We premiered “Bad Thoughts” from Australian/Indian artist Meghna last September, and have been keenly anticipating the follow-up. Meghna hasn’t disappointed, with the gripping “In My DNA”.
The track was written about her parents and grandparents who grew up in India, experiencing poverty, with the fear that they might not be able to escape that poverty.
Meghna’s haunting vocals work in synchronicity with the pulsating beat, to draw a vivid picture of the challenges faced by the protagonist. It’s dark, it’s pulsating and most certainly captivating.
Meghna writes of the track:
“’In My DNA’ was written based on the experiences of my parents and grandparents in India, as well as an interesting documentary I watched on the Bangladesh brothel town of Daulatdia. The documentary follows a young girl and her life in the village — she wants an education but it’s difficult to access one. She says that the town is ‘unsafe’ for her because all these men hang around, looking at her with malicious intent. Many of the women and children in the town had been sold into prostitution or were born and bred there after generations. They want to escape but feel that the town has trapped them, with every waking minute they spend there the shackles grow tighter. My parents and grandparents had also experienced poverty and conditions like this in India. Essentially, ‘In My DNA’ is about thinking that ‘you have to be something’ because it is ‘in your DNA’, or in your roots but still hoping for better things, or for things to be different.”
When you have little physical wealth, prospects for education, and even basic safety, your imagination is a rich possession. The power of movies can help enhance that. Meghna has written for the AU, a list of her five favourite movies. Take a read of her list, and have a listen to her powerful reflective track, “In My DNA”.
Meghna’s Top 5 Movies
Kingsman: The Secret Service (2014)
I’ve probably watched this movie 50+ times and it never gets old. I love how it starts off as a spy film spoof but actually turns into a really good spy film.
From the unique fight scenes, cheesy villain, and the iconic lines (“manners maketh man”), I can definitely see this film becoming a classic later on. I absolutely love how smooth this film is and how effortless the action scenes are— this film flows so well and gets better every time you watch it.
Also, did I mention this movie has a killer soundtrack/score? I mean, I was sold when the opening scene blasted the Dire Straits hit ‘Money For Nothing’, and then in another scene ‘Bonkers’ by Dizzee Rascal during an unorthodox car chase.
Love Actually (2003)
Love Actually has got to be one of the most quintessential Christmas movies (I’m not sure whether I like Love Actually or The Polar Express better though, both are Christmas classics). I just love Richard Curtis romcoms; he never misses the mark. With a great ensemble cast, cleverly intertwined character storylines and a classic Christmas soundtrack, this film never fails to fill me with the Christmas spirit.
My absolute favourite scene is when Emma Thompson’s character is crying (I won’t tell you why because I guess it’s a spoiler) and Joni Mitchell’s ‘Both Sides Now’ is playing in the background. That scene features some of the best acting—how she tries to put on a smiley face after crying feels all too real, especially with that tune accompanying the scene!
Om Shanti Om (2007)
If you like exuberant, colourful films, this one is definitely for you. Also, if you are an active Bollywood film watcher, then you should DEFINITELY have watched this.

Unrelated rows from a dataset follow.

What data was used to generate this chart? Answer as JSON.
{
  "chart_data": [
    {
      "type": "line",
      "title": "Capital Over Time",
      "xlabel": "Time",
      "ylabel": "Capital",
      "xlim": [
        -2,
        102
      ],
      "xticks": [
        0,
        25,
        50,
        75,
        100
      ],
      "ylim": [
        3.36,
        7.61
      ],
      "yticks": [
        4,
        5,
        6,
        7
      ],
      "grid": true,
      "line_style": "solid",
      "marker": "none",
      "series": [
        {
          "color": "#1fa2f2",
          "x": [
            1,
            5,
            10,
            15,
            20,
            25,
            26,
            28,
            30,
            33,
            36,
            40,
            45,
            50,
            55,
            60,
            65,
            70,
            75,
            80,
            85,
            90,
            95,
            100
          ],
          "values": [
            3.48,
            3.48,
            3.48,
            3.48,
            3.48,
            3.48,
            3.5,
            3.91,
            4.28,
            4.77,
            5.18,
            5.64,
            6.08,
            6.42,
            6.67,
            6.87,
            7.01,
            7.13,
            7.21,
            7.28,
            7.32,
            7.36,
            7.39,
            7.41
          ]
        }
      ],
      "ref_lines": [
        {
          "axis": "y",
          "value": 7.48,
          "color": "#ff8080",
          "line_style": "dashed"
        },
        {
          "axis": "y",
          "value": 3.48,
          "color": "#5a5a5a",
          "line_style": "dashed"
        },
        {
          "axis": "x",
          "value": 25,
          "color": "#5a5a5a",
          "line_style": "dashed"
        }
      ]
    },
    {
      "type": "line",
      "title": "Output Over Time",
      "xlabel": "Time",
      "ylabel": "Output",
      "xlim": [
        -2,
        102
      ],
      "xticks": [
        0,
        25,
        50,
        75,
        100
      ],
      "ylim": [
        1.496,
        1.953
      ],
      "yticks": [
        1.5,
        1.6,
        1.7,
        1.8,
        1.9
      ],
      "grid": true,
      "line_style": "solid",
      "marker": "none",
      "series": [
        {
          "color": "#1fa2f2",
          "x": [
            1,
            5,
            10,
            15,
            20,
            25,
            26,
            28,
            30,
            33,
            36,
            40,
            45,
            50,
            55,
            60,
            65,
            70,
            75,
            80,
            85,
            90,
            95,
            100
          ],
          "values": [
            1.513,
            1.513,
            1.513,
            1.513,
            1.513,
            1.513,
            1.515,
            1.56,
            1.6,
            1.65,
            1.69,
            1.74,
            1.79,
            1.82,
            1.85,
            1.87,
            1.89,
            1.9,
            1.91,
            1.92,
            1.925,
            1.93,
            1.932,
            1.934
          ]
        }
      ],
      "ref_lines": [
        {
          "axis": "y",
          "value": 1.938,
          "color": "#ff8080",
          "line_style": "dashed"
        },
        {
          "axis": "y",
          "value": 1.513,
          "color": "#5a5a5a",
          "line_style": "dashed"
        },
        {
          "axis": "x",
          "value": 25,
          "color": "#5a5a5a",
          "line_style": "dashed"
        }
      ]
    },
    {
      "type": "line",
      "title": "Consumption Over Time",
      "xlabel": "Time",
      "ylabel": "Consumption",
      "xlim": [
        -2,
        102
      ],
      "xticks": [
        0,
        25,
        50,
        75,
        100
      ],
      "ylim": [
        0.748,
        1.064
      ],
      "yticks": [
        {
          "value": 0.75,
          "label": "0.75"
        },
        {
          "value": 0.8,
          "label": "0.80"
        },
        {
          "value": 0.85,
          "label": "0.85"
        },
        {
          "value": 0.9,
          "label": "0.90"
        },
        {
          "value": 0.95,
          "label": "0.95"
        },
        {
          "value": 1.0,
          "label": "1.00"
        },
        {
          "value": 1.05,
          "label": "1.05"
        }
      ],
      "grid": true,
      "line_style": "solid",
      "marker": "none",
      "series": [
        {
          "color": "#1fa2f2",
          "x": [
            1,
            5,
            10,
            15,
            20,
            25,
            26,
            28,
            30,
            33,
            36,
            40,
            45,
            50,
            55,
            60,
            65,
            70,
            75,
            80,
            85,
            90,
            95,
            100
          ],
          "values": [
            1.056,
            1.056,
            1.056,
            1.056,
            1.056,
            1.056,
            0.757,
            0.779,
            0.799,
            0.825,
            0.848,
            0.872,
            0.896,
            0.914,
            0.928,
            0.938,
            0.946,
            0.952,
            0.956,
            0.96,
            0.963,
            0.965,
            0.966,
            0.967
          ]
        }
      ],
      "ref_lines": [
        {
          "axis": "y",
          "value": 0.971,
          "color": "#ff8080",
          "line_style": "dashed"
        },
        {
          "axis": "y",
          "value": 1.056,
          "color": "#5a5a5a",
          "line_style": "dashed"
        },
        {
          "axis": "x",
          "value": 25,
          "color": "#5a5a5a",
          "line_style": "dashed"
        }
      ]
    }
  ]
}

Om Shanti Om is one of the first Bollywood films I watched when I was a young child, and I was enamoured with the colours, beautiful songs and intriguing storyline. It is an extremely emotional movie, filled with exciting celebrity cameos and beautifully depicts two different eras of the Bollywood film industry. I just found the plot so interesting and creative as well, following a murder mystery of a young Bollywood actress in the 70s.
It is definitely a film to try out and is so watchable.
Jersey Boys (2014)
This film really sparked my interest in the music of The Four Seasons.
I saw this in cinemas on a trip to the Gold Coast when I was 13, and I was absolutely blown away by the music. Hits like ‘Sherry’, ‘Rag Doll’ and, especially, ‘Can’t Take My Eyes Off You’ were stuck in my head months after I watched the film.
Not to mention the film interestingly depicted the dynamics between the group, and how the music industry worked in those days. I was shocked at the idea that in those days you could just rock up to a record label and give a cassette with your music on it. Just goes to show how much the industry has evolved!
Roman Holiday (1953)
This has got to be one of my favourite all-time films ever! I love Audrey Hepburn and every time she comes on-screen; she undoubtedly commands the scene. I also love Gregory Peck—he was my grandmother’s favourite actor.
I think the film is so spectacular; how simple the concept of the film is yet is able to convey such amazing interactions between people. The two leads have such great chemistry as well, and the beautiful black and white images of Rome really make this iconic. A lot of old movies I found were very complicated, but this film was so digestible for me, so modern.
In conclusion, this film makes me want to go to Rome and pretend that I’m a runaway princess.